Praxis- oder Selbstmessung? Beim Blutdruck ist’s die Kombi!
Ein unzureichend kontrollierter Blutdruck lässt sich stärker senken, wenn Ärzte die Therapieanpassung nicht nur auf der Basis von Praxis-, sondern auch von regelmäßigen Selbstmessungen des Patienten vornehmen.
Von Beate Schumacher
OXFORD. Viele Ärzte berücksichtigen bei Behandlungsentscheidungen in der Hochdrucktherapie auch Blutdruckwerte, die die Patienten selbst ermitteln. Der Nutzen dieser Vorgehensweise wird nun durch eine randomisierte kontrollierte Studie bestätigt: Nach einem Jahr war der Blutdruck besser eingestellt als bei Patienten, deren Therapie nur anhand von Praxismessungen nachjustiert wurde (Lancet 2018; 391: 949–959) .
An der Studie waren 1182 Patienten beteiligt, die trotz medikamentöser Therapie einen Blutdruck über 140/90 mmHg hatten . Sie wurden drei Gruppen zugeteilt: mit Selbstkontrollen , mit Selbstkontrollen plus Telemonitoring oder mit der üblichen Versorgung mit Praxismessungen . Die Patienten, mittleres Alter 66 Jahre, wiesen einen Blutdruck von 153,1/85,5 mmHg auf. 85 Prozent beendeten die Studie planmäßig nach einem Jahr, die Ausfallquote war in den Interventionsgruppen mit 17 Prozent etwas höher als in der Kontrollgruppe mit zwölf Prozent.

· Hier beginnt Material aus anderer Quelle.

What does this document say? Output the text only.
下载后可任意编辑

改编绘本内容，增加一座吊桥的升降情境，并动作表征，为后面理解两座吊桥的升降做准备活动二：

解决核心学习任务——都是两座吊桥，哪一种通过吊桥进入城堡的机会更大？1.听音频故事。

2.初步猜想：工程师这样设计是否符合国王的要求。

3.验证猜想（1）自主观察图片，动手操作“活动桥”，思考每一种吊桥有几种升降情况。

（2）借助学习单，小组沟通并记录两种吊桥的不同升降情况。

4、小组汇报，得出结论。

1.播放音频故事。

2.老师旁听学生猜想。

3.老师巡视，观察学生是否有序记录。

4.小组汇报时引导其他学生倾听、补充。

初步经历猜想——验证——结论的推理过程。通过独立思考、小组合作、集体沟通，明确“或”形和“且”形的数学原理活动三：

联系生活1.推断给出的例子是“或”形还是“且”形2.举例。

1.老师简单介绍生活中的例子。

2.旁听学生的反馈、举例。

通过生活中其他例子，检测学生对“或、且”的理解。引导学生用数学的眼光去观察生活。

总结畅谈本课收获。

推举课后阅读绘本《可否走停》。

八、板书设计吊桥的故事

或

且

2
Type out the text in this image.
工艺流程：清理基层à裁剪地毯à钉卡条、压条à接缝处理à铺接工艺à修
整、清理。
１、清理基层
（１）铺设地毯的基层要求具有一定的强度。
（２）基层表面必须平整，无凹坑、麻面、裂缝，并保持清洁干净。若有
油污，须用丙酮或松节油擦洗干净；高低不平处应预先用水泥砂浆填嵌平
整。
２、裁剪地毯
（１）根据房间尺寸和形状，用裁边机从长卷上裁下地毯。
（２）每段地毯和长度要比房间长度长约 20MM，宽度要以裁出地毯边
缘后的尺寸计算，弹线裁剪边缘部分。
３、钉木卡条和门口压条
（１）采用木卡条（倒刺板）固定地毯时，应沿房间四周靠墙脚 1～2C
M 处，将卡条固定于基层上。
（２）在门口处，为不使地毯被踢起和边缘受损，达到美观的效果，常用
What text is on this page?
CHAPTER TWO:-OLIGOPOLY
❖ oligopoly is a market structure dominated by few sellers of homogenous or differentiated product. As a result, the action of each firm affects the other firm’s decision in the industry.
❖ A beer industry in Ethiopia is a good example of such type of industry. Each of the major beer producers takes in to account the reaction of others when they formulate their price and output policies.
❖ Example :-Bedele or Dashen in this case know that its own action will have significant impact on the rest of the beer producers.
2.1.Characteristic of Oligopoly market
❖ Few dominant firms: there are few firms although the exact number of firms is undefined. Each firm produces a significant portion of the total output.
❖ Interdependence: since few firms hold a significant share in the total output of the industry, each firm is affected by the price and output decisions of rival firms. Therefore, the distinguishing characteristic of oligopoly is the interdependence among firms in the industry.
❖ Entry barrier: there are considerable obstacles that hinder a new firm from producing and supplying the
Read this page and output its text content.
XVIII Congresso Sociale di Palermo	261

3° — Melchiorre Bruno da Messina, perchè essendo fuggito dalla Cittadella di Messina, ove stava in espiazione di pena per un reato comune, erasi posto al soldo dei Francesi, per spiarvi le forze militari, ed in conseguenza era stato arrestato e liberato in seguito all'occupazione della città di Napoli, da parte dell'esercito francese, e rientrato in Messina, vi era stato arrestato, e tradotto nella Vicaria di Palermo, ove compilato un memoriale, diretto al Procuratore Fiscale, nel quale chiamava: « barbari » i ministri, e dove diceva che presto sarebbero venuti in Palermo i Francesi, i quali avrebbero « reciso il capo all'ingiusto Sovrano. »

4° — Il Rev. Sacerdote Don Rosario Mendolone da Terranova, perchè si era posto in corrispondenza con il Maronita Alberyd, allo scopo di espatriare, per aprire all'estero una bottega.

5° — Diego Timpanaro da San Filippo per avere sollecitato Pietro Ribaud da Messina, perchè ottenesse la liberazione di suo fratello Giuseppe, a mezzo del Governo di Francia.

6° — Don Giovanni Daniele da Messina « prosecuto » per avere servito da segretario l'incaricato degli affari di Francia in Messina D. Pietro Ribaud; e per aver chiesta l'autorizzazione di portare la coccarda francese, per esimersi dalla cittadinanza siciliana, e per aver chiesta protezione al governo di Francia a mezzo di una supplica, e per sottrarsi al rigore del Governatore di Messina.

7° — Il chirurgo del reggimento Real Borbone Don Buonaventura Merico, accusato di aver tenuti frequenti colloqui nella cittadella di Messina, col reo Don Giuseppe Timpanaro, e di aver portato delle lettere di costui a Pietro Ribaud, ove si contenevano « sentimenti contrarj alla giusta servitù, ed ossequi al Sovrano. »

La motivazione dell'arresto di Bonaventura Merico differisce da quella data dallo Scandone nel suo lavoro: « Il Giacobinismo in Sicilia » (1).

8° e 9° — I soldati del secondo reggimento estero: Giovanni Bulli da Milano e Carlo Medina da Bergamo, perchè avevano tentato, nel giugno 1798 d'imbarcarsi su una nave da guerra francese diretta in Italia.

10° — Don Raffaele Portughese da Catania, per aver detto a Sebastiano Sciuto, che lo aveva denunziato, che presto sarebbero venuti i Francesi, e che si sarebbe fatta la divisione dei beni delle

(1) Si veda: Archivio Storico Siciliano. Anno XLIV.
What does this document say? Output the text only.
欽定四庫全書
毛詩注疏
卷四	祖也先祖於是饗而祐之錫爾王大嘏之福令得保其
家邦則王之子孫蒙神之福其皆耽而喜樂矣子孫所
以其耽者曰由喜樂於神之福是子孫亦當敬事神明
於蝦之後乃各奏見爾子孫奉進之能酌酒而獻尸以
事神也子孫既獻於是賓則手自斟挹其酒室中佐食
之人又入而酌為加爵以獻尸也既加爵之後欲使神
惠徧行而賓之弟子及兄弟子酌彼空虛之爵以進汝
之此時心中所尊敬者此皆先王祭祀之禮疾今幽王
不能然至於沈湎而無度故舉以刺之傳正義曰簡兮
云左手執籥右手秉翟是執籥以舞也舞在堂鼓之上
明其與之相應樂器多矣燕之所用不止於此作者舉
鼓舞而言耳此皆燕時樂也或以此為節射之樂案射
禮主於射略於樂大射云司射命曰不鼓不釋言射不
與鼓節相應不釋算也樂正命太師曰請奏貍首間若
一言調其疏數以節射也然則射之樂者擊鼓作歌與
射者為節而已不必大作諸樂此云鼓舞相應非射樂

Der systolische Druck nach zwölf Monaten, der als primärer Studienendpunkt definiert war, betrug mit Selbstmessungen 137,0 mmHg, mit zusätzlichem Telemonitoring 136,0 mmHg und mit dem Standardvorgehen 140,4 mmHg. Bereinigt hatten Patienten mit Selbst- beziehungsweise Telemonitoring einen um 3,5 beziehungsweise 4,7 mmHg und damit statistisch signifikant niedrigeren systolischen Druck als die Kontrollpatienten; zwischen alleinigen Selbstkontrollen und zusätzlichem Telemonitoring zeigte sich dagegen keine signifikante Differenz.
Mit Telemonitoring wurde die stärkere Blutdrucksenkung jedoch etwas schneller erreicht als mit Selbstmessungen allein, der Unterschied zur Kontrollgruppe war hier schon nach sechs Monaten signifikant.
Die Überlegenheit der Selbstmessungen mit und ohne Teleüberwachung nach einem Jahr war in allen Patientengruppen zu beobachten, unabhängig von Geschlecht, Alter, Blutdruckziel oder kardiovaskulären Vorerkrankungen.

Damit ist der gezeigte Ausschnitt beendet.